Après le garage des New-Yorkais de Psychill Ills sur la petite scène, le songwriter Kevin Morby a ouvert les festivités sur la grande scène du Fort Saint Père. Avec son folk délicat et poétique, agrémenté de cuivre et de cordes, le jeune Américain à la voix caverneuse a charmé la foule, toujours avec retenue. Il a offert les grands titres de ses premiers albums, Harlem River et Still Life, et nous a fait découvrir sur scène ceux du dernier-né, Singing Saw. Du folk sensible et ambitieux qui a conquis.

Devant la scène, certains spectateurs ne bougent pas, attendant impatiemment les Écossais de Belle and Sebastian.
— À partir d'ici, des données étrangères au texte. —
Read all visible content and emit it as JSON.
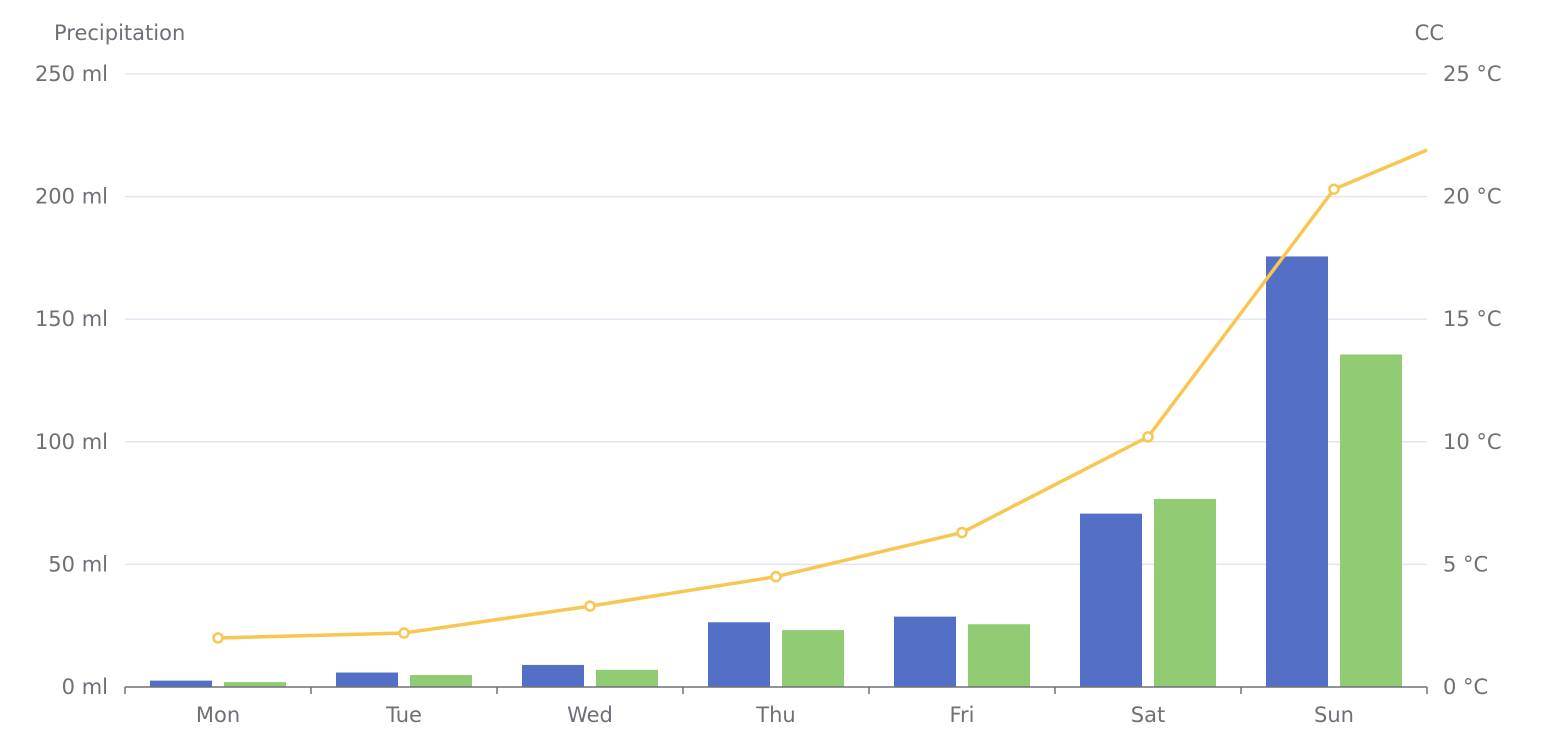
{
  "chart_data": {
    "type": "bar",
    "categories": [
      "Mon",
      "Tue",
      "Wed",
      "Thu",
      "Fri",
      "Sat",
      "Sun"
    ],
    "left_axis": {
      "name": "Precipitation",
      "min": 0,
      "max": 250,
      "ticks": [
        "0 ml",
        "50 ml",
        "100 ml",
        "150 ml",
        "200 ml",
        "250 ml"
      ],
      "tick_values": [
        0,
        50,
        100,
        150,
        200,
        250
      ]
    },
    "right_axis": {
      "name": "CC",
      "min": 0,
      "max": 25,
      "ticks": [
        "0 °C",
        "5 °C",
        "10 °C",
        "15 °C",
        "20 °C",
        "25 °C"
      ],
      "tick_values": [
        0,
        5,
        10,
        15,
        20,
        25
      ]
    },
    "series": [
      {
        "type": "bar",
        "axis": "left",
        "color": "#5470c6",
        "values": [
          2.6,
          5.9,
          9.0,
          26.4,
          28.7,
          70.7,
          175.6
        ]
      },
      {
        "type": "bar",
        "axis": "left",
        "color": "#91cc75",
        "values": [
          2.0,
          4.9,
          7.0,
          23.2,
          25.6,
          76.7,
          135.6
        ]
      },
      {
        "type": "line",
        "axis": "right",
        "color": "#f7c752",
        "values": [
          2.0,
          2.2,
          3.3,
          4.5,
          6.3,
          10.2,
          20.3
        ],
        "trailing_value": 21.9
      }
    ],
    "grid": true,
    "legend": "none"
  }
}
Le groupe qui fête ses 20 ans d’existence a investi la scène, avec une dizaine de musiciens. Stuart Murdoch et ses compères nous ont fait voyager à travers leur belle discographie. L’occasion de rechanter et danser avec le groupe sur If she wants me, I’m a Cuckoo ou encore le délicieux et hypnotique Electronic Renaissance. En bref, un concert moderne avec une touche de politique lors de leur brève allusion au Brexit. A la fin du concert, une vingtaine de festivaliers ont envahi la scène pour danser aux côtés du groupe de Glasgow, installant une véritable atmosphère de fête au Fort Saint Père.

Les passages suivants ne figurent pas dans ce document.